PayPal identified the faulty code on December 12, 2025, and its disclosure says the exposure ran from July 1 through December 13, 2025. The company rolled back the change, terminated unauthorized access, reset passwords on affected accounts and issued refunds to customers who experienced unauthorized transactions. PayPal is offering two years of prepaid identity and credit monitoring plus identity restoration services, Finextra and GovInfosecurity report the monitoring will be administered through Equifax.
The data that may have been exposed includes full names, email addresses, phone numbers, business addresses, Social Security numbers and dates of birth, according to reporting that synthesizes PayPal’s notice. GovInfosecurity and WION cite an estimate that about 100 customers were affected; other outlets describe the group as a “small number” or a subset of users. PayPal’s public notice characterizes the PII as “potentially exposed” in the coding error.
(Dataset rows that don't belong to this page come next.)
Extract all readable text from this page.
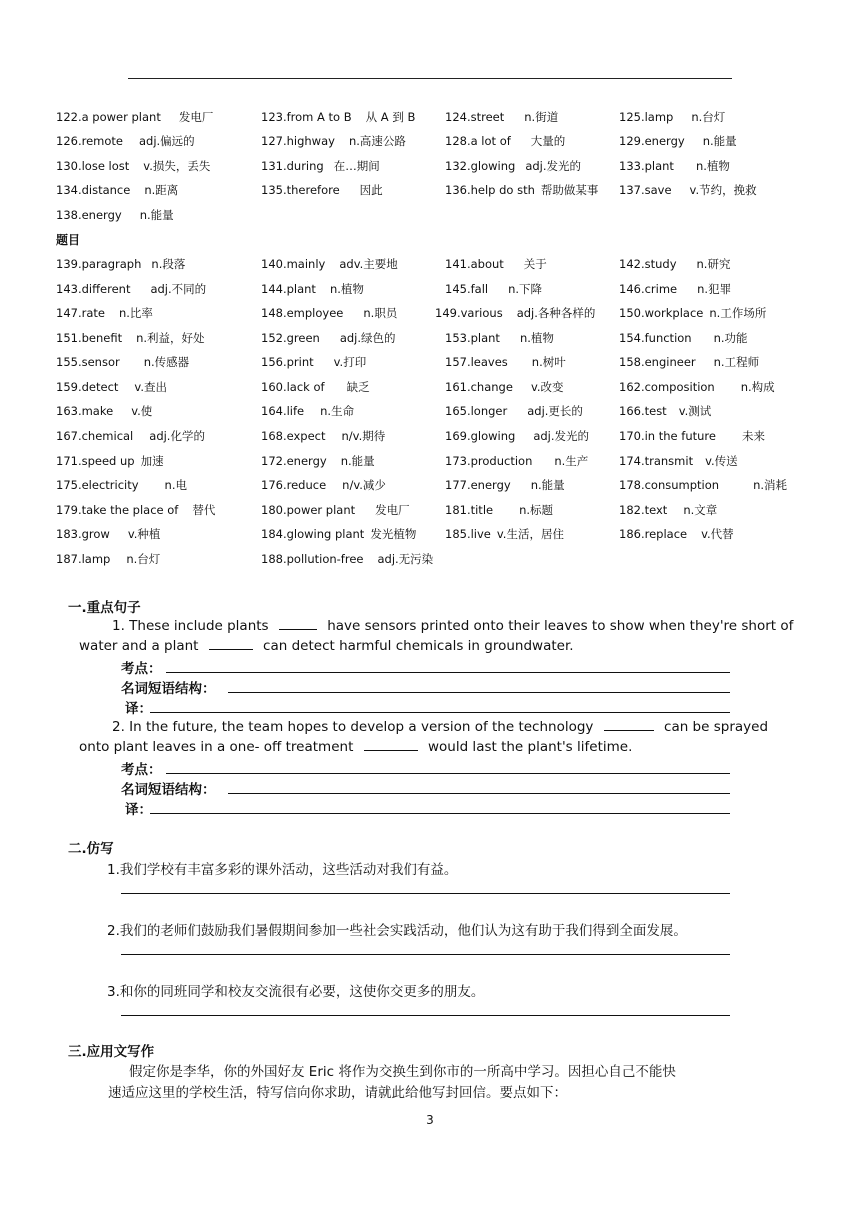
122.a power plant 发电厂	123.from A to B 从 A 到 B	124.street n.街道	125.lamp n.台灯
126.remote adj.偏远的	127.highway n.高速公路	128.a lot of 大量的	129.energy n.能量
130.lose lost v.损失，丢失	131.during 在…期间	132.glowing adj.发光的	133.plant n.植物
134.distance n.距离	135.therefore 因此	136.help do sth 帮助做某事 137.save v.节约，挽救
138.energy n.能量
139.paragraph n.段落	140.mainly adv.主要地	141.about 关于	142.study n.研究
143.different adj.不同的	144.plant n.植物	145.fall n.下降	146.crime n.犯罪
147.rate n.比率	148.employee n.职员	149.various adj.各种各样的 150.workplace n.工作场所
151.benefit n.利益，好处	152.green adj.绿色的	153.plant n.植物	154.function n.功能
155.sensor n.传感器	156.print v.打印	157.leaves n.树叶	158.engineer n.工程师
159.detect v.查出	160.lack of 缺乏	161.change v.改变	162.composition n.构成
163.make v.使	164.life n.生命	165.longer adj.更长的	166.test v.测试
167.chemical adj.化学的	168.expect n/v.期待	169.glowing adj.发光的	170.in the future 未来
171.speed up 加速	172.energy n.能量	173.production n.生产	174.transmit v.传送
175.electricity n.电	176.reduce n/v.减少	177.energy n.能量	178.consumption	n.消耗
179.take the place of 替代	180.power plant 发电厂	181.title n.标题	182.text n.文章
183.grow v.种植	184.glowing plant 发光植物 185.live v.生活，居住	186.replace v.代替
187.lamp n.台灯	188.pollution-free adj.无污染
题目
一.重点句子
1. These include plants	have sensors printed onto their leaves to show when they're short of
water and a plant	can detect harmful chemicals in groundwater.
考点：
名词短语结构：
译：
2. In the future, the team hopes to develop a version of the technology	can be sprayed
onto plant leaves in a one- off treatment	would last the plant's lifetime.
考点：
名词短语结构：
译：
二.仿写
1.我们学校有丰富多彩的课外活动，这些活动对我们有益。
2.我们的老师们鼓励我们暑假期间参加一些社会实践活动，他们认为这有助于我们得到全面发展。
3.和你的同班同学和校友交流很有必要，这使你交更多的朋友。
三.应用文写作
假定你是李华，你的外国好友 Eric 将作为交换生到你市的一所高中学习。因担心自己不能快
速适应这里的学校生活，特写信向你求助，请就此给他写封回信。要点如下：
3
PayPal’s breach notification, posted online and referenced by multiple outlets, says the company acted after spotting “unauthorized activity” and “began an investigation and terminated the unauthorized access to PayPal's systems.” The disclosure adds that the company “reset the passwords of the affected PayPal accounts and implemented enhanced security controls that will require you to establish a new password the next time you log in to your account if you have not already done so.” Reporters note PayPal discovered the error on December 12 and reversed the faulty code within about 24 hours.

The incident highlights a particular vulnerability in fintech product development: PayPal’s Working Capital program is a business-facing lending product that provides quick access to financing for small firms. GovInfosecurity noted PPWC offers up to $200,000 for first-time borrowers and $300,000 for repeat borrowers, and American Banker reported that more than half of Working Capital and PayPal Business loans go to small businesses in ZIP codes that lost bank branches during the early 2020s. For small firms dependent on fintech credit, exposure of identifying data and any resulting fraud can carry outsized operational and financial consequences.
Several reports say a few customers suffered unauthorized charges that were refunded; the precise mechanism for those transactions has not been publicly established. GovInfosecurity reported that PayPal did not immediately explain whether fraud stemmed from exposed credentials, use of exposed PII to reset accounts, or another method. That uncertainty matters for regulators and for customers assessing their own risk.
PayPal issued a breach notification in February that was posted online by BleepingComputer and drew follow-up coverage on Feb. 21 and Feb. 23. The episode is likely to renew scrutiny from state and federal regulators and underscores how software bugs, not only external hacks, can create prolonged exposures of sensitive data. For affected customers, PayPal’s combination of refunds, mandatory password resets and two years of monitoring will be the immediate relief; for the market, the incident is a reminder that rapid fintech rollouts can carry detection and control gaps with direct costs to customers and potential compliance consequences for lenders.